[In the World War by Count Ottokar Czernin]@TWC D-Link bookIn the World War CHAPTER IV 73/75
In Roumania, for instance, Russia, before the war, had completely undermined the whole country and had lavished millions long before the war in the hope of an understanding with that country.
Most of the newspapers were financed by Russians, and numbers of the leading politicians were bound by Russian interests, whereas neither Germany nor Austria-Hungary had made any such preparations.
Thus it happened that, on the outbreak of war, Russia was greatly in advance of the Central Powers, an advance that was all the more difficult to overtake as from the first day of war Russia opened still wider the floodgates of her gold and inundated Roumania with roubles.

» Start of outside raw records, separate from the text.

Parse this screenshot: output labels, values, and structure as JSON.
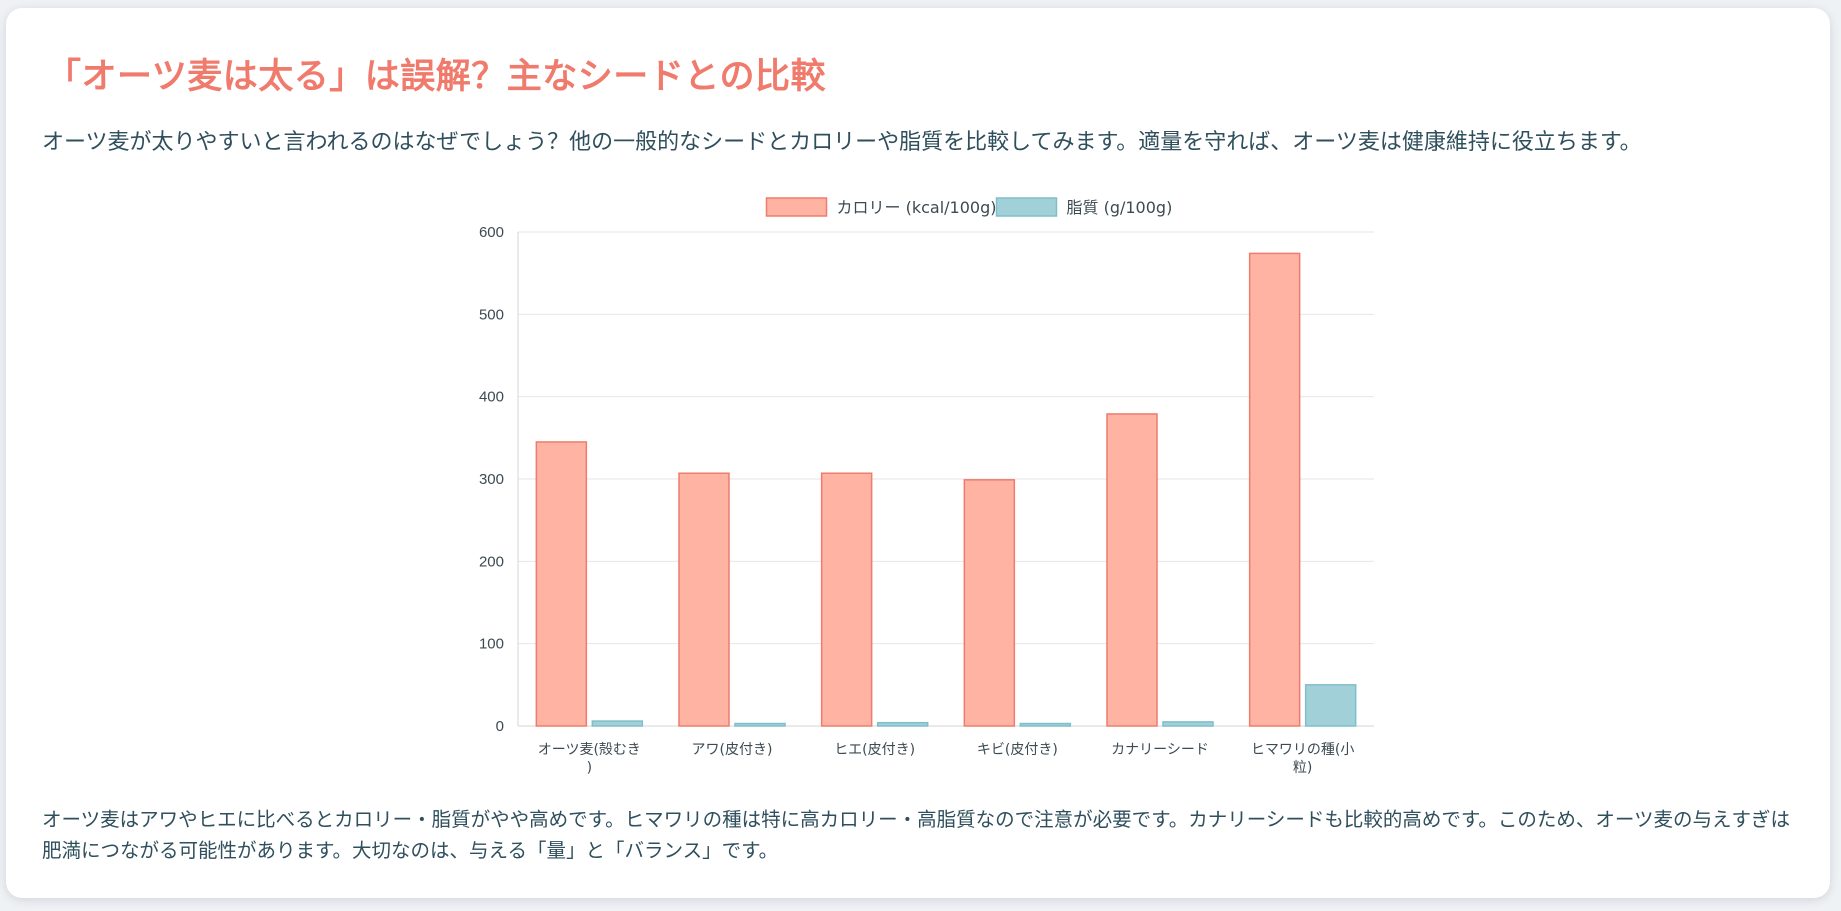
{
  "heading": "「オーツ麦は太る」は誤解？主なシードとの比較",
  "intro": "オーツ麦が太りやすいと言われるのはなぜでしょう？他の一般的なシードとカロリーや脂質を比較してみます。適量を守れば、オーツ麦は健康維持に役立ちます。",
  "conclusion": "オーツ麦はアワやヒエに比べるとカロリー・脂質がやや高めです。ヒマワリの種は特に高カロリー・高脂質なので注意が必要です。カナリーシードも比較的高めです。このため、オーツ麦の与えすぎは肥満につながる可能性があります。大切なのは、与える「量」と「バランス」です。",
  "chart_data": {
    "type": "bar",
    "categories": [
      [
        "オーツ麦(殻むき",
        ")"
      ],
      [
        "アワ(皮付き)"
      ],
      [
        "ヒエ(皮付き)"
      ],
      [
        "キビ(皮付き)"
      ],
      [
        "カナリーシード"
      ],
      [
        "ヒマワリの種(小",
        "粒)"
      ]
    ],
    "series": [
      {
        "name": "カロリー (kcal/100g)",
        "values": [
          345,
          307,
          307,
          299,
          379,
          574
        ],
        "fill": "#ffb3a2",
        "stroke": "#ef7b6e"
      },
      {
        "name": "脂質 (g/100g)",
        "values": [
          6,
          3,
          4,
          3,
          5,
          50
        ],
        "fill": "#a2d0d8",
        "stroke": "#7fbfca"
      }
    ],
    "ylim": [
      0,
      600
    ],
    "yticks": [
      0,
      100,
      200,
      300,
      400,
      500,
      600
    ],
    "grid": true,
    "legend": "top-center"
  }
}
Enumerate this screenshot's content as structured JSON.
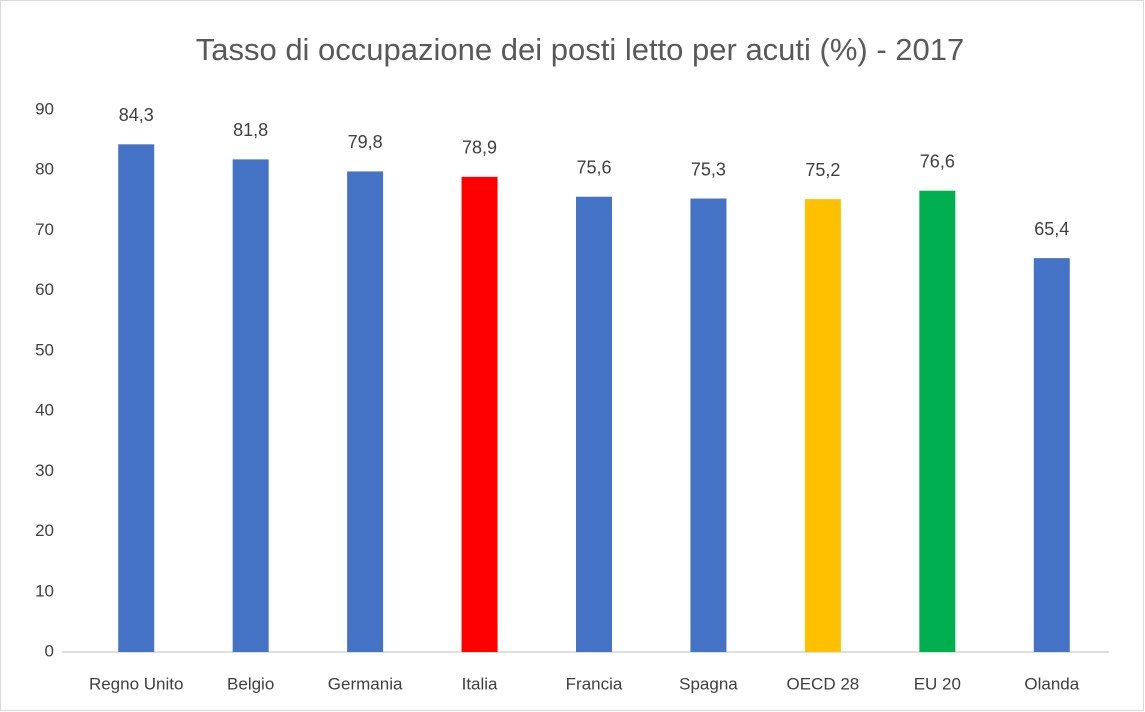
{
  "chart_data": {
    "type": "bar",
    "title": "Tasso di occupazione dei posti letto per acuti (%) - 2017",
    "categories": [
      "Regno Unito",
      "Belgio",
      "Germania",
      "Italia",
      "Francia",
      "Spagna",
      "OECD 28",
      "EU 20",
      "Olanda"
    ],
    "values": [
      84.3,
      81.8,
      79.8,
      78.9,
      75.6,
      75.3,
      75.2,
      76.6,
      65.4
    ],
    "value_labels": [
      "84,3",
      "81,8",
      "79,8",
      "78,9",
      "75,6",
      "75,3",
      "75,2",
      "76,6",
      "65,4"
    ],
    "colors": [
      "#4472c4",
      "#4472c4",
      "#4472c4",
      "#ff0000",
      "#4472c4",
      "#4472c4",
      "#ffc000",
      "#00b050",
      "#4472c4"
    ],
    "ylim": [
      0,
      90
    ],
    "yticks": [
      0,
      10,
      20,
      30,
      40,
      50,
      60,
      70,
      80,
      90
    ],
    "grid": false
  }
}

If the fact that the scanty preparation for war is a proof of how little the Central Powers reckoned on such a contingency it may on the other hand explain away much apparent inactivity on the part of their representatives.
Karl Fuerstenberg, my predecessor at Bucharest, whose estimate of the situation was a just one, demanded to have more funds at his disposal, which was refused at Vienna on the plea that there was no money.
After the war began the Ministry stinted us no longer, but it was too late then for much to be done. Whether official Russia, four weeks in advance, had really counted on the assassination of the Archduke and the outbreak of a war ensuing therefrom remains an open question.